Bad Cruz(7)



I grinned to myself, shaking my head as I gathered our ice cream bowls and empty iced tea glasses, making my way to the kitchen. The doorbell chimed just as I began to rinse the dishes clean.

With a soft sigh, I turned off the faucet, wiped my hands dry, and made my way to the front door.

The doorbell rang again before I could reach it.

“I’m coming, I’m coming. Sheesh.”

Was it my mother, passing by on one of her nightly walks in a bid to lose weight to tell me she’d decided to buy Bear his video game after all? Or maybe my sister, wanting me to look over a last-minute change to the flower arrangements or the wedding menu?

I flung the screen door open, and all the air left my lungs in one shocked whoosh.

On my front porch stood Rob Gussman, my high school sweetheart and Bear’s no-show Dad.

Thirteen years after leaving me pregnant at sixteen.

“Messy Nessy.” He smiled. “All grown up and lookin’ good.”





I slammed the screen door in his face.

I could see through the glass that Rob loitered on my porch, his big athletic body shifting as he tried to figure out his next move. He stepped aside and stared at me through a side window, channeling his inner Ted Bundy.

“Okay. I admit it sounded way better in my head as an opening line. Sorry. Sorry. My bad. Can you open the door, please?”

I knew a few things about Rob, mostly from whispers overheard around town, seeing as he’d used his two working brain cells not to return to Fairhope, after leaving me high and dry in high school.

He knew my dad, who’d served as the town’s sheriff for twenty years, would hunt him down with a rifle and I would finish him off myself, with my bare hands.

I knew he’d taken a scholarship when I was sixteen and fled to Arizona, hoping to eventually get drafted into the NFL.

Knew he never did get his shot to go pro, and he spent the last decade playing for amateur leagues and coaching on the side to make ends meet.

I knew he’d been married—twice—and gotten divorced, but he had no other children.

But the most important thing I knew about him was what a deadbeat he was. He’d never met his son.

Never sent a postcard, a birthday present, a note, not to mention a darn check. Never asked a goddarn question about the best thing in my life.

It was his complete rejection of Bear that was inexcusable to me.

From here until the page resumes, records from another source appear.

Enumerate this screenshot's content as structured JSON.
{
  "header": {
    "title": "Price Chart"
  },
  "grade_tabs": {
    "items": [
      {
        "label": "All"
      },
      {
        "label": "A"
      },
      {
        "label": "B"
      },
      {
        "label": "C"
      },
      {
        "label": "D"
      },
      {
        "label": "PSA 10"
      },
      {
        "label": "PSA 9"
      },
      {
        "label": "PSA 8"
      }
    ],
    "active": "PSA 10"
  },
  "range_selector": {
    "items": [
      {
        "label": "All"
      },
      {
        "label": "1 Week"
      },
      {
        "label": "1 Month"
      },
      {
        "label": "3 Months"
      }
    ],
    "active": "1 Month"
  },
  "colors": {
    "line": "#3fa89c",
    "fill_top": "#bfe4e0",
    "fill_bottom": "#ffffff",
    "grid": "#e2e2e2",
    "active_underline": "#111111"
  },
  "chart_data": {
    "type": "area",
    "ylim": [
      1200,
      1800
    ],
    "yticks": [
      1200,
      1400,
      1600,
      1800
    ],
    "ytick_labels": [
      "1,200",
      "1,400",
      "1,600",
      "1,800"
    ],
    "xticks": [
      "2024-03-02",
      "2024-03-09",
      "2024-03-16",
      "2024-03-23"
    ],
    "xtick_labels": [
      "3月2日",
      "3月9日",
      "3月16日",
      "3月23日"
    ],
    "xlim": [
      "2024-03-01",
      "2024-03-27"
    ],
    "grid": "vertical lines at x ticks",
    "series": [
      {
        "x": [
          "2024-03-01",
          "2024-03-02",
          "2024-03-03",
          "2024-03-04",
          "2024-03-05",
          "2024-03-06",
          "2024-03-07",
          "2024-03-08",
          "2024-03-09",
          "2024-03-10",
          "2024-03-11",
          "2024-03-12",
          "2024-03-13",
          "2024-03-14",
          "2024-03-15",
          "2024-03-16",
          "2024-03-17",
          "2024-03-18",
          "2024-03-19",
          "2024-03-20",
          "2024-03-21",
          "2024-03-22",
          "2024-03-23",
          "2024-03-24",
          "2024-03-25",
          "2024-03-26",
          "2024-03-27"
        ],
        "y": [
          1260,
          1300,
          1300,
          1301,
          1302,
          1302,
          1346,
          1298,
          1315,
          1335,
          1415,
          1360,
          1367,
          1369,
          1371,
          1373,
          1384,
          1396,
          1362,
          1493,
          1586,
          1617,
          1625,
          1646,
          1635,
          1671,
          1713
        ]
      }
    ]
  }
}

Rob didn’t have to stay with me. But walking away from what he referred to as my mistake?

Yeah, fat chance getting off my fist list (people I wanted to punch) in this century, pal.

“C’mon, Nessy.”

Rob pressed his hand against the window, mustering just enough sadness to look pathetic. On second glance, he didn’t look like the old Rob at all. The one chock-full of ambition and dimples and opportunity.

He looked as worn-out, tired, and empty as I felt.

Good.

“Please,” he said softly. “I’ve been mustering the courage to come here for a week now. Give me five minutes.”

I pulled the door open again. I wasn’t curious at all as to why he was here. The number of dangs I gave about his reasons were currently minus fifteen and counting.

But if he truly was in a bad state, I didn’t want to be the person to shove him over the edge into the arms of suicide. Despite all of my internal wishes for people to die, I wasn’t so big on the concept in actuality.

Plus, he was still the father of my child, even if he’d never acted it.

Rob wore a North Face windbreaker, an expensive haircut, and a cast on his right leg. Something hot and full of shame swirled in the pit of my stomach when I thought about what he saw when he looked at me.

I was no longer the fresh-faced, beautiful girl he’d left behind, with the sun-spun hair, a dusting of blonde freckles, and knockout legs. I was twenty-nine now. Heavy makeup, a few extra pounds, and not enough sleep.

“You look…great,” he whimpered.

His voice was different, too. Resigned, somehow.

“You look out of place,” I answered dryly, leaning against my doorjamb. “What on earth are you doing in Fairhope, Rob? And why didn’t you think to call before dropping on my porch unannounced and about as welcome as a bag of flaming dog poop?”

Truth of the matter was, I would welcome dog poop with open arms if given the option between it and Rob. At least stomping profusely on an enflamed poop bag would make the problem go away.

He motioned to his right leg with his hand, choking on the revelation. “I broke my femur.”

You broke my heart.

“So I see.” I maintained my businesslike tone. “Still doesn’t answer my question.”

“I can’t play football anymore. Can’t really coach, either,” he choked out.

“My heart bleeds for you.”

“Seriously.” His brows knitted. “I’ll never get back on that field, Nessy.”

“Well, you are thirty-one and never made it to a pro league, so I’m pretty sure the world will survive the loss.”

Were we really talking about his amateur football career right now?

“But that’s not why I came back to Fairhope.” He shook his head, like he was trying to remember his lines. He made an attempt to catch my gaze.

I focused on his receding hairline, not ready to see what was in his eyes. My heart beat a thousand times a minute. I simultaneously couldn’t believe he was here and prayed Bear wouldn’t wake up for a glass of water.